Como parte del plan de celebración se organizó una ceremonia religiosa en la que los 5 hijos ofrendaron al padre, como un acto de gratitud y benevolencia acorde con los principios religiosos cristianos. Los familiares y nietos, se había decidido, también participarían de dicho momento porque se había diseñado como un espacio íntimo de verdad y perdón para lograr la sanación y liberación de cargas y la celebración de la unión familiar. 

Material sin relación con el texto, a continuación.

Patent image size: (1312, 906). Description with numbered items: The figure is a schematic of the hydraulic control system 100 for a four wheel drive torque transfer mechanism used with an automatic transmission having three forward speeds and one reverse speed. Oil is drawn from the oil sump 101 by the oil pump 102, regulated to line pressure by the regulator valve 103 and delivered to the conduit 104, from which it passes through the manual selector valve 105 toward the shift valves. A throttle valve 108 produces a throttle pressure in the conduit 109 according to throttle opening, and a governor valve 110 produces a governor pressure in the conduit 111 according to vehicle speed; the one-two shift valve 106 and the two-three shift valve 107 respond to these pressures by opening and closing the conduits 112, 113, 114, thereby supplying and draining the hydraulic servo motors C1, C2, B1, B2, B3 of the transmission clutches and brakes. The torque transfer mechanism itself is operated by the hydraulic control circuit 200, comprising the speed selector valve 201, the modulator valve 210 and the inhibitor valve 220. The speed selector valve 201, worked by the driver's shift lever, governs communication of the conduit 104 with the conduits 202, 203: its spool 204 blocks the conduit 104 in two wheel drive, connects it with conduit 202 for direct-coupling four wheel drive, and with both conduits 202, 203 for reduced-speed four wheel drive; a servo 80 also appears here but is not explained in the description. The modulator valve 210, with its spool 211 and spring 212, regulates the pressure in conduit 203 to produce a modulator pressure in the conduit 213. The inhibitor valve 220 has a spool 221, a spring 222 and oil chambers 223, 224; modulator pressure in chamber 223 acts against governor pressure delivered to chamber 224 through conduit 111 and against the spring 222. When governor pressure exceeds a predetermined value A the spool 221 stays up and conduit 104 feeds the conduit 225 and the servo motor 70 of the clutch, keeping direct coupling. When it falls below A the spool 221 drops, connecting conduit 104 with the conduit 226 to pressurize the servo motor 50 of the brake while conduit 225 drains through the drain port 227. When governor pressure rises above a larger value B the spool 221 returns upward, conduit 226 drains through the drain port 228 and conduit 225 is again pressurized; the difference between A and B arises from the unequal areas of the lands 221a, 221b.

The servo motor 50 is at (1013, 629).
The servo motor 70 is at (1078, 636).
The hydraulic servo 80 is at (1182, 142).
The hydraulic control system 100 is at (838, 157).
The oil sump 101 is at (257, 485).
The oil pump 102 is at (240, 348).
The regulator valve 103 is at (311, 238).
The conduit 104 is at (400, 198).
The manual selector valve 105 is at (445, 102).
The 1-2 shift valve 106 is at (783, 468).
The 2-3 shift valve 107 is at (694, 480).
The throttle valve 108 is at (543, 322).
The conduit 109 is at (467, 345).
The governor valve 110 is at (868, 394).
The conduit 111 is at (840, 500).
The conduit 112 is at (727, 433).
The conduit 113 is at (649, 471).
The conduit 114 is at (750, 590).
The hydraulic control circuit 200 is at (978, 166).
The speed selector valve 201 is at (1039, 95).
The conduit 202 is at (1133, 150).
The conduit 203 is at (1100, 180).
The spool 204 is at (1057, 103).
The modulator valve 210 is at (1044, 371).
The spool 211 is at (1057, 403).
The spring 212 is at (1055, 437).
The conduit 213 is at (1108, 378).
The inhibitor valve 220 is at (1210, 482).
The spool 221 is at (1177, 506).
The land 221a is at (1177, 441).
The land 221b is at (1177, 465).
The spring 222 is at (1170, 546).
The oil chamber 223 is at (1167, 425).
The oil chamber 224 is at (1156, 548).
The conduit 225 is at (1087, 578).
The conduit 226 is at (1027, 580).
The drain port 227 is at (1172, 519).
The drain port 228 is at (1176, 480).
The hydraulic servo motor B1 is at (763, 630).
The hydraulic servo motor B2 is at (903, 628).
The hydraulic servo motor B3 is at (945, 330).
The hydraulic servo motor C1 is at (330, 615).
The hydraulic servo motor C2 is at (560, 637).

Hacía calor, como era costumbre. Las aspas de los ventiladores oscilaban en afán de entregar un aire que oxigenara el momento. Un sonido en ráfaga se combinó con el aleteo de las palomas que, enloquecidas de miedo, huyeron de la escena.  La sangre corrió ávidamente. El hijo mayor,  alcanzó a cubrir con su mano derecha la cabeza de su padre, tuvo un momento para cerrar los ojos de Leónidas antes de que se apagara su vida.  Moría la historia del legado Luján Cruz, no como nació, en el engaño ingenuo de los candorosos valles del río Sinú, sino como la rudimentaria forma de expresión violenta de la envidia, la concupiscencia, el deseo de lo ajeno. El más temible y aberrante sentimiento humano, llevado esclerosamente a inspirar los hechos de esta historia, como una más de las que ocurren en la cotidianidad cultural esa costa del dios macho, inspirado en el tabernáculo del fandango y en la envidia que la luz le tiene al sol.